Eintracht Frankfurt: Oliver Glasner bleibt stur und der Viererbande treu

SGE-Trainer Oliver Glasner baut auch gegen den 1. FC Köln weiter auf die Viererkette und lässt bessere Spieler wie Makoto Hasebe auf der Bank.
Frankfurt - Der Frankfurter Trainer Oliver Glasner hatte am Samstag gegen den 1. FC Köln zwei Möglichkeiten, wieder auf die altbewährte Dreierkette „umzuswitchen“, wie er sagt, unglücklicherweise, muss man hinzufügen. Beide Außenverteidiger, Erik Durm rechts, Timothy Chandler links, trugen bei Zusammenstößen Kopfverletzungen davon, für Durm ging es nach elf Minuten nicht weiter, er erlitt eine Gehirnerschütterung und fällt für die Europa League-Partie am Donnerstag in Antwerpen aus.
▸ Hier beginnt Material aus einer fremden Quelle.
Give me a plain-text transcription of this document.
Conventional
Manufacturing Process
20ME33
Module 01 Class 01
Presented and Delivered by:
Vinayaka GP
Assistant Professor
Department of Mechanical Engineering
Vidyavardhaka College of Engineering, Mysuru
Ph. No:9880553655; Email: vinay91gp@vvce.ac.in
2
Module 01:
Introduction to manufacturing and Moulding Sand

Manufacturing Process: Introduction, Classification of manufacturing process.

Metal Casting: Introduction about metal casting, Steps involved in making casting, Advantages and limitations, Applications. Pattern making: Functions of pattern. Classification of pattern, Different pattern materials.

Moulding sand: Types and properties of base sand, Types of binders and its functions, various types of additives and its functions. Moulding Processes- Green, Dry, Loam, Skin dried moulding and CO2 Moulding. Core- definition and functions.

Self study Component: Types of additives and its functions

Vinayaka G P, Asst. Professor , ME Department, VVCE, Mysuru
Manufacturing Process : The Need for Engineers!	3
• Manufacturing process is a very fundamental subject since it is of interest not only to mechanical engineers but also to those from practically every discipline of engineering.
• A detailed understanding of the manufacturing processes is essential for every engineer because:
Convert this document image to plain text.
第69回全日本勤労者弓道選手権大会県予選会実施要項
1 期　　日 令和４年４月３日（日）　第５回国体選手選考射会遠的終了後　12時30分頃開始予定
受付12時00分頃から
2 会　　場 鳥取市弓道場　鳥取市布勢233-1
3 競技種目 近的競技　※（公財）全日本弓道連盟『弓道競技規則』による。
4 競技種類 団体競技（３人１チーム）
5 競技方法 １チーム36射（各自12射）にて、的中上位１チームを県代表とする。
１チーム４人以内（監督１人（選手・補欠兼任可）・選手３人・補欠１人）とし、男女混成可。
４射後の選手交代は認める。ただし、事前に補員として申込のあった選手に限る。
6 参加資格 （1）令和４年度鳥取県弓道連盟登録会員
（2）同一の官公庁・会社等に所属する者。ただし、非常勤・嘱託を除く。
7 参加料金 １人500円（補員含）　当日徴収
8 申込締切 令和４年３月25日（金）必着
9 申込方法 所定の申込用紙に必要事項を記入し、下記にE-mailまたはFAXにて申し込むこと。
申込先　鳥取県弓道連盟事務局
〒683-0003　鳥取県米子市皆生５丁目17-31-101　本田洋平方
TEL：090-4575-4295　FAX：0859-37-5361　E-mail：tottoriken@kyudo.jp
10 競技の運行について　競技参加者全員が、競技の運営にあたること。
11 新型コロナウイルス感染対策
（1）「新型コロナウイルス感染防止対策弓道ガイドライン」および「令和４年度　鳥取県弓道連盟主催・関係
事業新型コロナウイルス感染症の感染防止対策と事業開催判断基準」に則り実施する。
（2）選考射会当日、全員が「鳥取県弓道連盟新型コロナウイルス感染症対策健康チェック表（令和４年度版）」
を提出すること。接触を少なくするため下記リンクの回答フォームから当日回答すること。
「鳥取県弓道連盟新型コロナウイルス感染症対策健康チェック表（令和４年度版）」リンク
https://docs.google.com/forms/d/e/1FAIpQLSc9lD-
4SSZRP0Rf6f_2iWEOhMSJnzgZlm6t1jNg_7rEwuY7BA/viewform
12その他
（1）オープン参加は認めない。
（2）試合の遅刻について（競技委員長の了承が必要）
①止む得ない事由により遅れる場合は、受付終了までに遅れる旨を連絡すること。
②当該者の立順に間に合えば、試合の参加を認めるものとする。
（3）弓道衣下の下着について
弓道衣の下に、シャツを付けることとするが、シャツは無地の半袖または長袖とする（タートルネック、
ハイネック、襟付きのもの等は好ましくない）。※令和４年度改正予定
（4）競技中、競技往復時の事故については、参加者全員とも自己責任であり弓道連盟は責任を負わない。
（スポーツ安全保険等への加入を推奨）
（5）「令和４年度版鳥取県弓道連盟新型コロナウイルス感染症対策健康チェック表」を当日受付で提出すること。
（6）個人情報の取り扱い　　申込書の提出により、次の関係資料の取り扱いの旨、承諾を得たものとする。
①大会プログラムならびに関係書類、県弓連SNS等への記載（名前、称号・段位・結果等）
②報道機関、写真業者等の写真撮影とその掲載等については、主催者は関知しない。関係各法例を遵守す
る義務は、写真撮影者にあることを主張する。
Chandler erlitt einen stark blutenden Cut, musste in der Halbzeitpause genäht werden und spielte mit „Brummschädel“ durch. Glasner aber verzichtete auf einen möglichen Systemwechsel, er hält an seiner Viererkette, die er nach der bislang einzigen Liga-Niederlage gegen Dortmund (2:5) eingeführt hat, ungerührt fest, er ist sicher, dass sie dieser Mannschaft die erforderliche Stabilität bringt.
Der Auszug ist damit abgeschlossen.